C'est la fin de première période qui a fait mal. Dumont reconnaît un moment de flottement, tout en rappelant que ce genre de passage « existe dans le foot ». Il regrette surtout de ne pas avoir su passer l'orage après l'égalisation : selon lui, l'équipe devait tenir cinq minutes pour rester au contact et rentrer au vestiaire à 1-1. Rentrer avec un 2-1 au tableau d'affichage était déjà « un peu dur », concède-t-il.
Beaucoup de présence offensive, trop peu d'efficacité
En seconde période, l'entraîneur a vu de très bonnes séquences et affirme que ses joueurs ont touché plus de cinquante ballons dans la surface strasbourgeoise. Mais la différence s'est faite ailleurs : là où l'adversaire s'est montré clinique et s'est offert des situations franches, l'ESTAC a manqué de tranchant dans le dernier geste. Après le 3-1, Dumont souligne d'ailleurs que son groupe n'a pas lâché : pendant un quart d'heure à vingt minutes, il a eu la sensation que le 3-2 était à portée et qu'une fin de match intéressante se dessinait.
Pour le coach, c'est bien le manque de rigueur sur les fondamentaux qui a coûté cher — il cite notamment un enchaînement sur une touche à l'origine du troisième but strasbourgeois. À partir de là, « un autre match s'ouvre ». Le dernier quart d'heure, lui, a été alourdi par un scénario qui s'emballe, des sanctions et des erreurs répétées, alors que les Troyens continuaient de se procurer des occasions — mais trop tard.
« Je ne pense pas que ce soit de la naïveté »
Stephane DUMONTLe niveau d'un adversaire du top 10
Dumont ne cherche pas d'excuse dans la qualité strasbourgeoise, mais il la rappelle : face à un adversaire du top 10, le niveau s'élève et les différences finissent par se créer. Ce qui ne dispense pas les siens de faire beaucoup mieux sur les basiques. Il pointe aussi une régression par rapport à la semaine précédente, où l'ESTAC avait su sanctionner au bon moment.

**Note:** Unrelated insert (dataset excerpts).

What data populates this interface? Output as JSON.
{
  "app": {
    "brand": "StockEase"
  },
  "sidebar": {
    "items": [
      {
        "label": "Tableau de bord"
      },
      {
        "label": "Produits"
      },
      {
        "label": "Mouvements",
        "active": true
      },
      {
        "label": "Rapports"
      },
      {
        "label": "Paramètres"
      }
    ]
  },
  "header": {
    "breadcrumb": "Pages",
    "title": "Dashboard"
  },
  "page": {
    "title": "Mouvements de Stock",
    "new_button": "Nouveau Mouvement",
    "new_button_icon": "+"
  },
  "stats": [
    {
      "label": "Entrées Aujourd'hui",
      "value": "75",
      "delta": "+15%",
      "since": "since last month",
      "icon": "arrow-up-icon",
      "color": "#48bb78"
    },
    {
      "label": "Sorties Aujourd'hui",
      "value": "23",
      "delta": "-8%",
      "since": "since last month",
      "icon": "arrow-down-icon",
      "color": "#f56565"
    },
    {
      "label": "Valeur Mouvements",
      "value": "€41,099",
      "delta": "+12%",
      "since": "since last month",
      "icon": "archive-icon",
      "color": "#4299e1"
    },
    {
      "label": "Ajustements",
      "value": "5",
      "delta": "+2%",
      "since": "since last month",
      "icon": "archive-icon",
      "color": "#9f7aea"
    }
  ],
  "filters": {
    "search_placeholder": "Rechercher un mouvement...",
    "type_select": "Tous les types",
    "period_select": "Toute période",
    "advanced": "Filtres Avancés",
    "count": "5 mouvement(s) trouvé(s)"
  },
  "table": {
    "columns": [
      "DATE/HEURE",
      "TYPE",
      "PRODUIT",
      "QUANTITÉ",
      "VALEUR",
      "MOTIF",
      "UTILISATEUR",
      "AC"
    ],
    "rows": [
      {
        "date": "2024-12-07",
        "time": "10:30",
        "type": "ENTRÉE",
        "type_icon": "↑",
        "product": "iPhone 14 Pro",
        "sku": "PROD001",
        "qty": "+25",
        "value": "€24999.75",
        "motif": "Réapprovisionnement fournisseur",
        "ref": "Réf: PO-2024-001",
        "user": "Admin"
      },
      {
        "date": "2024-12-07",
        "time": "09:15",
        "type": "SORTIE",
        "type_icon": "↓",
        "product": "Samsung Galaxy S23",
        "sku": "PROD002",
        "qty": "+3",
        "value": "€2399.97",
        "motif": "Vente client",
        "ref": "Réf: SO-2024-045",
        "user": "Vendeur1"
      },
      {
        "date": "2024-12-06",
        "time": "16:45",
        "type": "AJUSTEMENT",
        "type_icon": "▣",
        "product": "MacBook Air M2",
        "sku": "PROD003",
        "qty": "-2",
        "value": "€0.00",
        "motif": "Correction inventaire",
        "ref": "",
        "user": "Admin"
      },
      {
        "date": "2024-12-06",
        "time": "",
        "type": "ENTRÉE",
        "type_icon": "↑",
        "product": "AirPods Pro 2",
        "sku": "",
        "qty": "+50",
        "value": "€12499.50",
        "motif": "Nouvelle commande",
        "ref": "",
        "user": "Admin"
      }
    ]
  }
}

Le coach conclut sur un match « difficile à analyser », avec de bonnes choses à l'intérieur mais des manques évidents en termes de rigueur et de concentration aux moments importants. Son mot d'ordre pour la suite : analyser, comprendre ce que l'équipe peut mettre en place face à ce type d'adversaire, envisager une adaptation particulière — et continuer à avancer.